There are multiple infections that mimic JMML, like cytomegalovirus (CMV), Epstein–Barr virus (EBV), parvovirus B19, human herpes virus 6 (HHV-6), and congenital intrauterine infections.[19] [20]

These nonmalignant infections should be ruled out in patients with high suspicion of JMML; chromosomal and/or genetic aberrations and mutation of the RAS pathway can be used to help rule out these infections.

Peripheral blood film (PBF) examination is essential in establishing the diagnosis. PBF usually shows a shift toward immaturity in the granulocytes with leukocytosis, monocytosis thrombocytopenia (which can be severe), and anemia. Absolute monocytosis of greater than 1,000/mm3 is a diagnostic criterion for the JMML. At the same time, it can be a feature of some underlying infection; thus, it is neither specific nor sensitive.

Bone marrow examination has myeloid predominance and hypercellularity. Myeloid progenitors and blasts are usually increased, but blast counts are usually less than 20% and Auer rods are not seen. They also have an abundance of monocytes (around 5–10%). In other lineages, erythroid progenitors are megaloblastic and megakaryocytes are decreased in number.[21]

JMML is diagnosed using the 2016 revision of the WHO classification as a basis for diagnosis[22] ([Table 1]).

Table 1

Diagnostic criteria for JMML per the 2016 revision to WHO classification[22]

JMML diagnostic criteria

I. Clinical and hematological features (all 4 features mandatory)

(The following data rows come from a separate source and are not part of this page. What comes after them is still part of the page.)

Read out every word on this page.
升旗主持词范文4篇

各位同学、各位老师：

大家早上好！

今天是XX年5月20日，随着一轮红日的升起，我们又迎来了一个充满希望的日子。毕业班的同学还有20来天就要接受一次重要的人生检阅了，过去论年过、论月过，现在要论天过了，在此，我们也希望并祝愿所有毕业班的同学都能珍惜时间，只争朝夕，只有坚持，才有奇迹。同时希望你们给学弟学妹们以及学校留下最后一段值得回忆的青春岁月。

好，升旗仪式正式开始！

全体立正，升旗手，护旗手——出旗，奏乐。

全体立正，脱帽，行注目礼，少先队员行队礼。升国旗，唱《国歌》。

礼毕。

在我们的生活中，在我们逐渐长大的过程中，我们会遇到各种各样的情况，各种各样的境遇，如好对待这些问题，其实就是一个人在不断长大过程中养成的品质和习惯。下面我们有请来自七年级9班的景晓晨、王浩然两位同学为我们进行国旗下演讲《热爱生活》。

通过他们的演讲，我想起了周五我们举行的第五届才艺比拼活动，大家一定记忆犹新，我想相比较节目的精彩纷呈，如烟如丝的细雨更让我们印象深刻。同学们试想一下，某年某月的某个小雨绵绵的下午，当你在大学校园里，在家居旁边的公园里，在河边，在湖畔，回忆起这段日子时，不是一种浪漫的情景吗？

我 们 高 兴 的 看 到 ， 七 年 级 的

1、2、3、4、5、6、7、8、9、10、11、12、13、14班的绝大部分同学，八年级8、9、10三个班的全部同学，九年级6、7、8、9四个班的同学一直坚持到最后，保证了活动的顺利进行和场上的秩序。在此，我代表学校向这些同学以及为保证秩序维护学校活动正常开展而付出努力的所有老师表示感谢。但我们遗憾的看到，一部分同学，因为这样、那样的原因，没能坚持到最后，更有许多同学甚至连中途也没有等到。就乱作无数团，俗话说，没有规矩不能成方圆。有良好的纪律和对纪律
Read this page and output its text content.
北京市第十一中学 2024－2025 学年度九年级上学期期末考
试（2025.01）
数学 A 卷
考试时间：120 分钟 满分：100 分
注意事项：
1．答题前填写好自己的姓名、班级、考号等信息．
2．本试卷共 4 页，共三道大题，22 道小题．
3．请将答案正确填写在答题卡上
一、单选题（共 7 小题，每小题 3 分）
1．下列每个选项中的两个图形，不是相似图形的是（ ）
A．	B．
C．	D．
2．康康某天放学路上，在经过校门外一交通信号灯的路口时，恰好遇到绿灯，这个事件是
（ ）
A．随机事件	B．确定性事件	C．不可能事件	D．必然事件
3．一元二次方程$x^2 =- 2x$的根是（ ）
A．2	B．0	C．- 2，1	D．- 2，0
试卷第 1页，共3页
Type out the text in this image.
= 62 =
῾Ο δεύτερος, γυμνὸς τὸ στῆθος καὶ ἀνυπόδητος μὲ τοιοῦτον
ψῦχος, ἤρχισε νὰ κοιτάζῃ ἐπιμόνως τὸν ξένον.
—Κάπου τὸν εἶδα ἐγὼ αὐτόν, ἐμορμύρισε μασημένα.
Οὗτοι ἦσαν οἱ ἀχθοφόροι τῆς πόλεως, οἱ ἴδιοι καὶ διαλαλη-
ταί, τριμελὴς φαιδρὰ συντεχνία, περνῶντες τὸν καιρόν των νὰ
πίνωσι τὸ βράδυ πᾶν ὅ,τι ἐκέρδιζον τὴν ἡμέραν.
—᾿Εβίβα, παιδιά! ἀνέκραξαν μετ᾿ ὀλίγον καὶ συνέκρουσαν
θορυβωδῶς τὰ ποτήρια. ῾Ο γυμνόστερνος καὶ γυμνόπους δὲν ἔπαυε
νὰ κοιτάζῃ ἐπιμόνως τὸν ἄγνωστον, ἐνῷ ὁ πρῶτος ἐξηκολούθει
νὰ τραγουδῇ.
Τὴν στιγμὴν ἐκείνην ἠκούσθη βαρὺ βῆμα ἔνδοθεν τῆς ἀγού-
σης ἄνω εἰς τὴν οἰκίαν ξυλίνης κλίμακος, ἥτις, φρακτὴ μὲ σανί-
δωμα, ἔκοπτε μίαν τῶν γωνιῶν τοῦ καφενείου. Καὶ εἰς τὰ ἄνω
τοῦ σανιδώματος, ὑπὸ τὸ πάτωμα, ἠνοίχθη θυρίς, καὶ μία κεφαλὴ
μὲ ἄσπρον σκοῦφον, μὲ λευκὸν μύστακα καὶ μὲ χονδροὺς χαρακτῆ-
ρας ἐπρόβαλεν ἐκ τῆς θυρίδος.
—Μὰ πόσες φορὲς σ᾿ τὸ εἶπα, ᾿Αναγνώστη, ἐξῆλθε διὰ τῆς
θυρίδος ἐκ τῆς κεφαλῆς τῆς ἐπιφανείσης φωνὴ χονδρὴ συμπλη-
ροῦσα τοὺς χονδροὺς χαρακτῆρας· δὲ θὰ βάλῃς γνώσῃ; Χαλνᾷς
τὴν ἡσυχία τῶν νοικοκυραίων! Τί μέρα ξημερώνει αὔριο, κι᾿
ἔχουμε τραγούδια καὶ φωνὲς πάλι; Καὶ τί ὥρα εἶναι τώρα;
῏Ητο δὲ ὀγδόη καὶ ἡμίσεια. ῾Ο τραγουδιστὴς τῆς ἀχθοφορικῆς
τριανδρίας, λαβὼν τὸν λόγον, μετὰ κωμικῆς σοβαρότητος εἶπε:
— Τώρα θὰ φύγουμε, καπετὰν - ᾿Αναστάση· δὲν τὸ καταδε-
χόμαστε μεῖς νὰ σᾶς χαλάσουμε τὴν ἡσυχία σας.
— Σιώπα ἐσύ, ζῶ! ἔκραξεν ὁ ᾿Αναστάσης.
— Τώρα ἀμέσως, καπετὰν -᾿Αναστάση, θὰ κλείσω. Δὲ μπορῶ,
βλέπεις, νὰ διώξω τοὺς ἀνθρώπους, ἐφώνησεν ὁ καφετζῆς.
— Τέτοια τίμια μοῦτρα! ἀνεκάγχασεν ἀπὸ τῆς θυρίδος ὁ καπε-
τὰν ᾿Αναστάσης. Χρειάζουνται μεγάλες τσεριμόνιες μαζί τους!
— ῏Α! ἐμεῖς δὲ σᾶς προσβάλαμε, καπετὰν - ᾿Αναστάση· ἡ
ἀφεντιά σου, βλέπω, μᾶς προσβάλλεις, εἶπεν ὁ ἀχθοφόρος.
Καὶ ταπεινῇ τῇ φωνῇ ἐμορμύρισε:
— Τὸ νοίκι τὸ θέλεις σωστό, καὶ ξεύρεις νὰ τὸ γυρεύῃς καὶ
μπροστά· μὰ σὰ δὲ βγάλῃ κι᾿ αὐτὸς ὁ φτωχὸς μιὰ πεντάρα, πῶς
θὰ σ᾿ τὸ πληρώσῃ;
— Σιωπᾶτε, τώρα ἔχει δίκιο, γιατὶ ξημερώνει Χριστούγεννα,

 • PBF monocyte count ≥1 × 109/L

 • Blast percentage in PBF and BM <20%

 • Splenomegaly

 • Absence of Philadelphia chromosome (BCR-ABL1 rearrangement)

II. Genetic studies (1 finding sufficient)

 • Somatic mutation in PTPN11[a] or KRAS[a] or NRAS[a]

 • Clinical diagnosis of NF1 or NF1 mutation

 • Germ line CBL mutation and loss of heterozygosity of CBL[b]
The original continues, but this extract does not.